Paul Anderson, review of The End of Parliamentary Socialism by Leo Panitch and Colin Leys (Verso, £14.99), Tribune, 22 June 2001
Can it really be 20 years since the Labour deputy leadership battle between Tony Benn and Denis Healey? It seems like only yesterday that this great movement of ours tore itself to pieces over the rival claims of two former Cabinet Ministers – the Left-wing populist aristo and the Right-wing Atlanticist bruiser – to a non-job that really wasn’t worth having.
At the time, although many of my Leftie friends thought Benn was the saviour of socialism, I couldn’t see what was so marvellous about him or the movement of which he was the figurehead. Greater democracy inside the Labour Party was all very well, but it was no panacea. And the Bennite programme, though it contained lots of good things (such as unilateral nuclear disarmament and getting rid of the House of Lords), was undermined by an idiotic nationalist economic policy centred upon withdrawal from the Common Market. Most important, there was no way a Bennite Labour Party could ever win a general election.

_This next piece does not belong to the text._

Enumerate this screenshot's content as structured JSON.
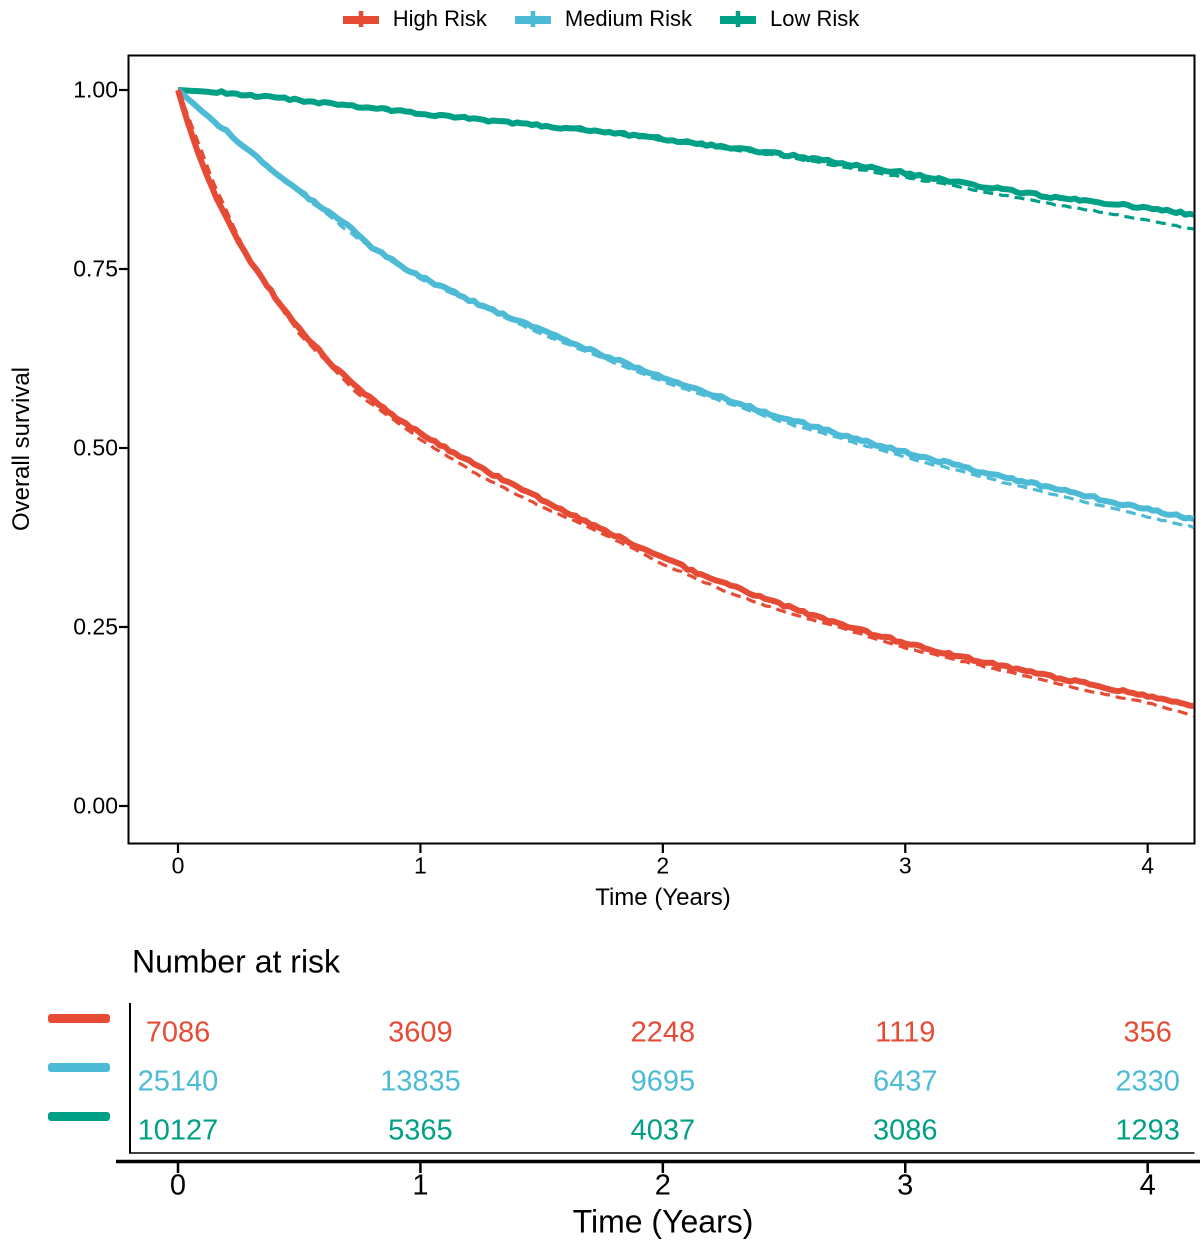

As for municipal Left of the era – most visibly Ken Livingstone – well, it was great if you were part of it or had the oppressed-minority credentials to be deemed worthy of a generous grant for your pet project. But otherwise, cheap bus fares aside, forget it.
I’ve moved on politically since the early 1980s, but the Labour left of the early 1980s still leaves me cold. Not so Panitch and Leys, whose book, a history of Labour in the past 30 years from a critical left perspective (now in a second edition four years after its first appearance), is in essence a defence of the continuing relevance of the “new Labour left” – the Bennites, the local government Left and their supporters among ordinary Labour members – of two decades ago.

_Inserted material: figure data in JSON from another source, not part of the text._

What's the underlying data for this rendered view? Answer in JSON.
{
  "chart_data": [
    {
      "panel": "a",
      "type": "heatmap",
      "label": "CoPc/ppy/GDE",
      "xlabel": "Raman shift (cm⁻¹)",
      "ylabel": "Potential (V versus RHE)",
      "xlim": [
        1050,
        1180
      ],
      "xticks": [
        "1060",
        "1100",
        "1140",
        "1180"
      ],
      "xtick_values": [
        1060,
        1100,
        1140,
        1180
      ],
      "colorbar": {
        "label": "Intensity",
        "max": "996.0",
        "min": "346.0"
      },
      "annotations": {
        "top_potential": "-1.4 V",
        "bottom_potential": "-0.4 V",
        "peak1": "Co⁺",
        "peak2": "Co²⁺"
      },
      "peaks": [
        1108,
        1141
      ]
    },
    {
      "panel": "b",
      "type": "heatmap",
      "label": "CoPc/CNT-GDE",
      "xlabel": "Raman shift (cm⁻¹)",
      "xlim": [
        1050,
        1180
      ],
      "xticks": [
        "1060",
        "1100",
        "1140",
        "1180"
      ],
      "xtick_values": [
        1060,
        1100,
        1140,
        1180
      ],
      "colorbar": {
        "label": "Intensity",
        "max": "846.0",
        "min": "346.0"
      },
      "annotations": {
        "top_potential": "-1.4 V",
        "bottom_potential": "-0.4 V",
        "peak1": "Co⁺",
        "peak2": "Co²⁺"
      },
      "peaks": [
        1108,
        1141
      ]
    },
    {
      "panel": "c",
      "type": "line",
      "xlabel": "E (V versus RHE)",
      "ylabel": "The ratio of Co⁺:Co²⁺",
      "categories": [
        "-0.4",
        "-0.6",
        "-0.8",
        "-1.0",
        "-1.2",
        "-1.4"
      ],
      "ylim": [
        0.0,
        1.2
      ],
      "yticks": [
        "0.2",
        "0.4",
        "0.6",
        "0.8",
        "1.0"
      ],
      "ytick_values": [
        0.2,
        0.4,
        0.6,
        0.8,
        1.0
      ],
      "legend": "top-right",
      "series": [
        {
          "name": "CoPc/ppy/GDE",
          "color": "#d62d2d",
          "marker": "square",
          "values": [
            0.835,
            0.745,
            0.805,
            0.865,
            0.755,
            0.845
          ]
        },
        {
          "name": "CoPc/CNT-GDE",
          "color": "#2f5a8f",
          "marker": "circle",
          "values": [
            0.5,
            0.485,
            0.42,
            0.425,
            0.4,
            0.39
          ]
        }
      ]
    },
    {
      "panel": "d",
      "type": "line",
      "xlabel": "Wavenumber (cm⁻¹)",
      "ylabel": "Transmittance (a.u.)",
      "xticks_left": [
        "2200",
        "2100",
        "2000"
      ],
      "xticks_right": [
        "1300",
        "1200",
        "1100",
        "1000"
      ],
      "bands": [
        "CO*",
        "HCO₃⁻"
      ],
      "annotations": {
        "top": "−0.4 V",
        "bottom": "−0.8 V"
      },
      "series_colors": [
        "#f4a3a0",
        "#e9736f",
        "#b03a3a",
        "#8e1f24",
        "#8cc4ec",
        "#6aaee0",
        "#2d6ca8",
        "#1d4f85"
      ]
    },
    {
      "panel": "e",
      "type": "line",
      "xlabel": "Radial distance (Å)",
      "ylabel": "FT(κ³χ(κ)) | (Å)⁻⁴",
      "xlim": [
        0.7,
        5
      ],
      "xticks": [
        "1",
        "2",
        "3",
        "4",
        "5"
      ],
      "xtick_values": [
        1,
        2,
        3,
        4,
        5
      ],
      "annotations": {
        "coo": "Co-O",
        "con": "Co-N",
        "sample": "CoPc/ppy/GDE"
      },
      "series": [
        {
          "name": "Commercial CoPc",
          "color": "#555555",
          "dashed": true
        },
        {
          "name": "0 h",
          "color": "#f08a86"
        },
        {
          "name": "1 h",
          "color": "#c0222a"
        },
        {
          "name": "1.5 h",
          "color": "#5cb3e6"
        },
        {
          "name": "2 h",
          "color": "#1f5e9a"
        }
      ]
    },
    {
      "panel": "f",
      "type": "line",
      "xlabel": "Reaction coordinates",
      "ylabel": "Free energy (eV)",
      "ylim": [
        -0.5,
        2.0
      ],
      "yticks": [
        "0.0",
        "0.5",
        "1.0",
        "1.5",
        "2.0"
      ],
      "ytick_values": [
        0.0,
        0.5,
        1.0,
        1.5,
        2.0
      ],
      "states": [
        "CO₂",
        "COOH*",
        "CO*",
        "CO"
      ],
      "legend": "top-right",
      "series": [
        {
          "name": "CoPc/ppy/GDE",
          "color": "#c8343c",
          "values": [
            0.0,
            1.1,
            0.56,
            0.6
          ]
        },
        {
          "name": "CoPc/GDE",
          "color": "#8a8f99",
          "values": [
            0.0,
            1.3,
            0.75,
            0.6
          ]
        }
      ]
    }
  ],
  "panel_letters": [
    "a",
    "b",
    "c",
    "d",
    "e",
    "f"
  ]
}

The authors enthuse about everything from mandatory reselection of MPs to the industrial strategy of the GLC. In line with this, every development since about 1981-82 has been a turn for the worse, from the expulsion of Militant to the record of the Blair government since 1997.
They tell their story well, and there is some sense to it. There were undoubtedly some bright ideas around on the left in the late 1970s and early 1980s about making the state more democratically accountable, and at least some of the Labour left took them seriously. And it’s true that New Labour, with its enthusiasm for deregulation and big business, is not simply the invention of Tony Blair and Gordon Brown but the product of a process of accommodation to the market that goes back at least to Neil Kinnock’s assumption of the Labour leadership in 1983.
But it is simplistic to argue, as Panitch and Leys do, that the “new Labour left” was beaten by a conspiracy of right-wingers. Its failure had as much to do with its incompetence, the unpopularity of its political alliance with Trotskyism and the unsustainability of its Little Englander position on Europe. The left of today needs to learn from the early 1980s – but it needs to do so critically and not look back nostalgically to a mythical golden age.